How to Protect Yourself from Bears | Camping


Brown and black bears are scattered throughout
the United States. Grizzly bears are found pretty much from Canada
to Wyoming. If you’re going to camp in grizzly bear territory,
I think you should really do your research, do your homework, make sure you’re an experienced
camper and make sure you know what you need to know camping in grizzly territory. With brown and black bears, there’s a lot
of fear about them, but you probably won’t cross paths with them, and bear attacks are
really rare. The thing to remember about bears is that
you should keep your camp site meticulously clean. You absolutely can’t leave food around, trash
around. Anything that smells or tastes like food,
even toothpaste. All that stuff needs to be double bagged,
tightly sealed and hung if possible. You should really hang your food. The other thing to keep in mind is that bears
that attack usually attack because people got too close, got too curious, taunted them. For the most part when it comes to wild life,
if you steer clear of wild life and respect its territory, you probably won’t have a problem. If by some chance you do run into a bear and
it seems like there’s a potential for an attack, there’s a couple of things you should do. Don’t make eye contact with a bear. If you’re near a bear, avoid eye contact and
slowly start to walk, backing away. Keep yourself face to face with it and just
start backing away, while still avoiding eye contact. Don’t turn and run. Running is sort of an invitation for them
to run after you. You can keep pepper spray around at your camp
site if you really know how to use it. I think it might be a good idea. I’ve never camped with pepper spray, but it
can be a deterrent if you’re being attacked by a bear. Bears will also often run away if you’re loud
and if you clank some pots.
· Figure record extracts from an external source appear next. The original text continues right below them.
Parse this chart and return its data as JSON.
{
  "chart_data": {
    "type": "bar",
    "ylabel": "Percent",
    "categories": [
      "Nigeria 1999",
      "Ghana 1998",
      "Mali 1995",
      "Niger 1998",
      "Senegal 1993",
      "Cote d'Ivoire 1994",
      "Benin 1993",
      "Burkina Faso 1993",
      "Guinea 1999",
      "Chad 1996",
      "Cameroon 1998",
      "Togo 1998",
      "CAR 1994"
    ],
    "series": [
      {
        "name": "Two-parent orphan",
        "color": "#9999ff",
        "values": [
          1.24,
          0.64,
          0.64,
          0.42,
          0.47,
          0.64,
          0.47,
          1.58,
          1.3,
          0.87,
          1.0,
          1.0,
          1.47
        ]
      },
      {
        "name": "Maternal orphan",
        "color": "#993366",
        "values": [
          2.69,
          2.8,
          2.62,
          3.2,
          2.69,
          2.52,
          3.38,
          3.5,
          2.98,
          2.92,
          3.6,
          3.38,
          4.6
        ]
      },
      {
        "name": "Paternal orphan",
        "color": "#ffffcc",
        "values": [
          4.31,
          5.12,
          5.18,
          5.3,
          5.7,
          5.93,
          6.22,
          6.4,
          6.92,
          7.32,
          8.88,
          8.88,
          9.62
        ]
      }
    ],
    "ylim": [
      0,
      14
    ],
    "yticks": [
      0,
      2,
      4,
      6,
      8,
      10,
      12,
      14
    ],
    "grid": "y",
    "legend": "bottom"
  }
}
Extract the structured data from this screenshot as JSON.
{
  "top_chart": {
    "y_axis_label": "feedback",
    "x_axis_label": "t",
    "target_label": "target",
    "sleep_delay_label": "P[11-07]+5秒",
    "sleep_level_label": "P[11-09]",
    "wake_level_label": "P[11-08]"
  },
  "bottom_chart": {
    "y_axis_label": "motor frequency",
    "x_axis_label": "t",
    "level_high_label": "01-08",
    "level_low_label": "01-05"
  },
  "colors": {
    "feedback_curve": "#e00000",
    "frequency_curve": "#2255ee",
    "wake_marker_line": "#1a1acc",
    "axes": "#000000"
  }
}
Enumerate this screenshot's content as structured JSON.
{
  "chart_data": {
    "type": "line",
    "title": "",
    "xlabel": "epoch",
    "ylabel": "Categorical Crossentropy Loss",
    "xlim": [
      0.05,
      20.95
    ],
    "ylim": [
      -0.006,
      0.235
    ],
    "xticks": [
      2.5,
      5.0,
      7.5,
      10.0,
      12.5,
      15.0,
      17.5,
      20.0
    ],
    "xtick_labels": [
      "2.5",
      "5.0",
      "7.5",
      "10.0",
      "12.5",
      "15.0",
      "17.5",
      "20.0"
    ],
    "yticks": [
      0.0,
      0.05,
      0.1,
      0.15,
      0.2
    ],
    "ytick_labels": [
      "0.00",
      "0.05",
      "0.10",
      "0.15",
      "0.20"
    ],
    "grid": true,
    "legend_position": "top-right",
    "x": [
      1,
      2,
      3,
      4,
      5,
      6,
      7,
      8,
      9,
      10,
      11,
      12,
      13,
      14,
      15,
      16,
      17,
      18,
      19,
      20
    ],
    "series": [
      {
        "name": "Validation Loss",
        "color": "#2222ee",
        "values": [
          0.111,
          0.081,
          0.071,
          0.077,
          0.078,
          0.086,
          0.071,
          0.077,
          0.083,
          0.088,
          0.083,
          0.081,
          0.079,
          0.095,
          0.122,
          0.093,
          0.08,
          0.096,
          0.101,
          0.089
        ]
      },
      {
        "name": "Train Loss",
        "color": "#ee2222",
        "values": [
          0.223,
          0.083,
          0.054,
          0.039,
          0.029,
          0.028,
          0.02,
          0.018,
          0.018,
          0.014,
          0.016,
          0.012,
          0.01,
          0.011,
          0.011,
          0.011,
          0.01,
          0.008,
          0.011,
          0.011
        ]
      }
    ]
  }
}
If you’re at your camp site and you see a
bear nearby, grab some pots and pans and just start making a lot of noise. They’ll actually, usually, just start running
away from you. I think the biggest advice I can offer when
it comes to bears is that you should just really do your homework. Make sure you know what the advisories are. Make sure you know what the rules are for
where you’re camping, and be as safe as possible. Make sure that you keep your camp site clean,
you hang your food, and you don’t go looking for trouble.